Prison Escape States: Counting Escape Possibilities with Different Religions

Calculating Escape States in a Prison with Different Religions

This problem involves a prison with N rooms, each holding a prisoner who follows one of M religions. An escape can occur if two adjacent rooms have prisoners of the same religion. Our goal is to find an efficient algorithm that counts the number of states where an escape is possible.

Algorithm Description

The algorithm iterates through each room, checking if the current room's prisoner's religion differs from the previous room's prisoner's religion. If they are different, it signifies a potential escape state, and the count is incremented.
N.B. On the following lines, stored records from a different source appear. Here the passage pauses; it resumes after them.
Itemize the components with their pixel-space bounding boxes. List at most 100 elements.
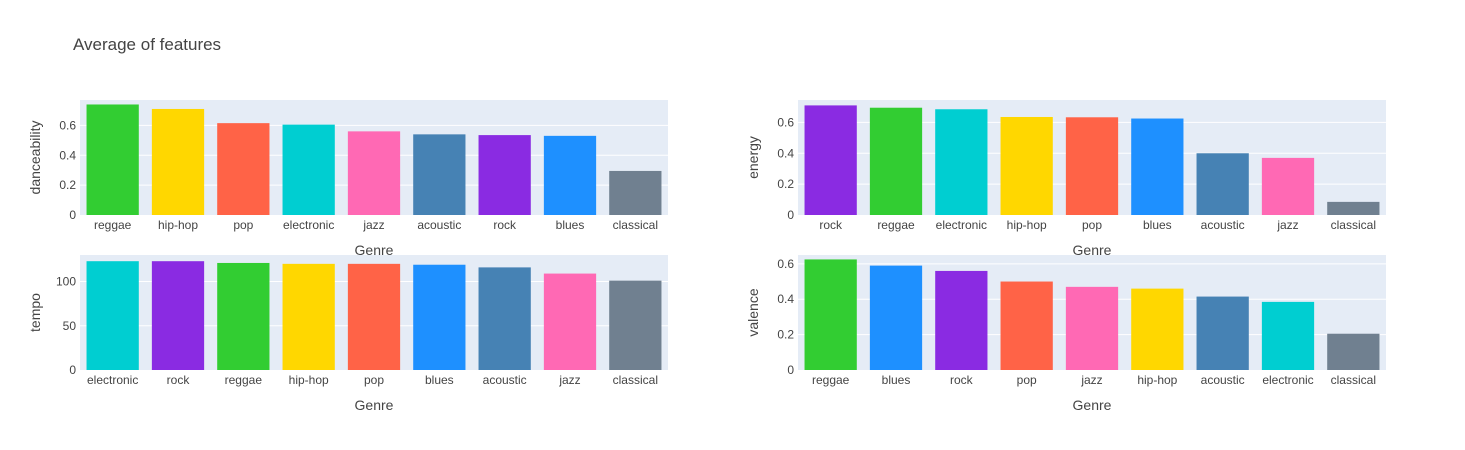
y-tick-label: 0 xyxy=(787,208,794,222)
x-tick-label: classical xyxy=(613,373,658,387)
y-axis-title: tempo xyxy=(27,293,43,332)
x-tick-label: pop xyxy=(1082,218,1102,232)
x-tick-label: reggae xyxy=(877,218,915,232)
bar-pop xyxy=(1065,117,1119,215)
x-tick-label: rock xyxy=(167,373,191,387)
x-tick-label: electronic xyxy=(936,218,987,232)
subplot-1: 0 0.2 0.4 0.6 reggae hip-hop pop electronic jazz… xyxy=(27,100,668,258)
bar-reggae xyxy=(86,104,139,215)
y-tick-label: 0 xyxy=(787,363,794,377)
bar-reggae xyxy=(217,262,270,370)
x-tick-label: rock xyxy=(493,218,517,232)
bar-hip-hop xyxy=(1000,116,1053,215)
bar-pop xyxy=(1000,281,1053,370)
y-tick-label: 0.2 xyxy=(777,328,794,342)
bar-electronic xyxy=(1261,301,1315,370)
bar-rock xyxy=(804,105,857,215)
bar-hip-hop xyxy=(1131,288,1184,370)
subplot-3: 0 50 100 electronic rock reggae hip-hop pop blue… xyxy=(27,255,668,413)
y-tick-label: 0.6 xyxy=(777,257,794,271)
x-tick-label: acoustic xyxy=(1201,218,1245,232)
x-tick-label: classical xyxy=(613,218,658,232)
bar-electronic xyxy=(282,124,335,215)
bar-hip-hop xyxy=(151,108,205,215)
bar-reggae xyxy=(869,107,923,215)
bar-pop xyxy=(347,263,401,370)
bar-blues xyxy=(1131,118,1184,215)
bar-electronic xyxy=(86,261,139,370)
x-tick-label: reggae xyxy=(94,218,132,232)
bar-blues xyxy=(869,265,923,370)
y-tick-label: 0.2 xyxy=(59,178,76,192)
bar-reggae xyxy=(804,259,857,370)
bar-acoustic xyxy=(1196,296,1249,370)
bar-acoustic xyxy=(1196,153,1249,215)
x-tick-label: hip-hop xyxy=(1007,218,1047,232)
bar-pop xyxy=(217,123,270,215)
x-tick-label: reggae xyxy=(812,373,850,387)
y-tick-label: 0.2 xyxy=(777,177,794,191)
y-axis-title: danceability xyxy=(27,121,43,195)
x-tick-label: hip-hop xyxy=(1137,373,1177,387)
y-axis-title: valence xyxy=(745,288,761,336)
y-axis-title: energy xyxy=(745,136,761,179)
bar-classical xyxy=(1327,201,1380,215)
x-tick-label: rock xyxy=(819,218,843,232)
x-tick-label: hip-hop xyxy=(158,218,198,232)
x-tick-label: acoustic xyxy=(1201,373,1245,387)
bar-blues xyxy=(413,264,466,370)
bar-acoustic xyxy=(478,267,531,370)
subplot-grid: 0 0.2 0.4 0.6 reggae hip-hop pop electronic jazz… xyxy=(27,100,1386,413)
x-tick-label: jazz xyxy=(1276,218,1298,232)
x-tick-label: hip-hop xyxy=(289,373,329,387)
y-tick-label: 0 xyxy=(69,208,76,222)
x-tick-label: reggae xyxy=(225,373,263,387)
bar-classical xyxy=(609,170,662,215)
bar-acoustic xyxy=(413,134,466,215)
x-tick-label: classical xyxy=(1331,373,1376,387)
y-tick-label: 0.4 xyxy=(777,146,794,160)
x-tick-label: acoustic xyxy=(483,373,527,387)
bar-classical xyxy=(609,280,662,370)
x-tick-label: blues xyxy=(556,218,585,232)
y-tick-label: 100 xyxy=(56,275,76,289)
x-tick-label: electronic xyxy=(283,218,334,232)
bar-blues xyxy=(543,135,597,215)
y-tick-label: 0.6 xyxy=(59,118,76,132)
x-tick-label: jazz xyxy=(362,218,384,232)
y-tick-label: 50 xyxy=(63,319,77,333)
x-tick-label: pop xyxy=(1017,373,1037,387)
y-tick-label: 0.6 xyxy=(777,115,794,129)
figure-title: Average of features xyxy=(73,35,221,54)
subplot-2: 0 0.2 0.4 0.6 rock reggae electronic hip-hop pop… xyxy=(745,100,1386,258)
x-tick-label: acoustic xyxy=(417,218,461,232)
x-tick-label: jazz xyxy=(1080,373,1102,387)
y-tick-label: 0.4 xyxy=(59,148,76,162)
x-tick-label: classical xyxy=(1331,218,1376,232)
bar-electronic xyxy=(935,109,988,215)
x-tick-label: blues xyxy=(425,373,454,387)
bar-rock xyxy=(478,135,531,215)
subplot-4: 0 0.2 0.4 0.6 reggae blues rock pop jazz hip-hop a… xyxy=(745,255,1386,413)
x-tick-label: rock xyxy=(950,373,974,387)
y-tick-label: 0.4 xyxy=(777,292,794,306)
x-tick-label: blues xyxy=(882,373,911,387)
bar-rock xyxy=(151,261,205,370)
x-tick-label: pop xyxy=(233,218,253,232)
x-tick-label: jazz xyxy=(558,373,580,387)
x-tick-label: electronic xyxy=(87,373,138,387)
x-tick-label: electronic xyxy=(1262,373,1313,387)
bar-jazz xyxy=(543,273,597,370)
bar-rock xyxy=(935,270,988,370)
x-axis-title: Genre xyxy=(355,397,394,413)
x-tick-label: pop xyxy=(364,373,384,387)
bar-jazz xyxy=(1065,286,1119,370)
x-axis-title: Genre xyxy=(1073,242,1112,258)
x-axis-title: Genre xyxy=(355,242,394,258)
y-tick-label: 0 xyxy=(69,363,76,377)
x-tick-label: blues xyxy=(1143,218,1172,232)
bar-jazz xyxy=(347,131,401,215)
bar-jazz xyxy=(1261,157,1315,215)
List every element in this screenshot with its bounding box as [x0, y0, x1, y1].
This process continues until all rooms have been examined.

Pseudocode

def countEscapeStates(N, M):
    count = 0
    previousReligion = 0
    for i in range(1, N + 1):
        currentReligion = randomReligion(M)  # Assigns a random religion to the current room
        if currentReligion != previousReligion:
            count += 1
        previousReligion = currentReligion
    return count

Correctness Proof

The algorithm's correctness stems from its logic of identifying escape states. It iterates through each room, comparing the current room's religion to the previous room's. If they differ, an escape is possible from that state, and the count is incremented. This process accurately reflects the problem's definition of an escape state.

Complexity Analysis

The algorithm exhibits a time complexity of O(N) due to the single iteration through all N rooms. This linear relationship with the number of rooms makes it an efficient solution for determining the number of escape states in a prison with a varying number of rooms.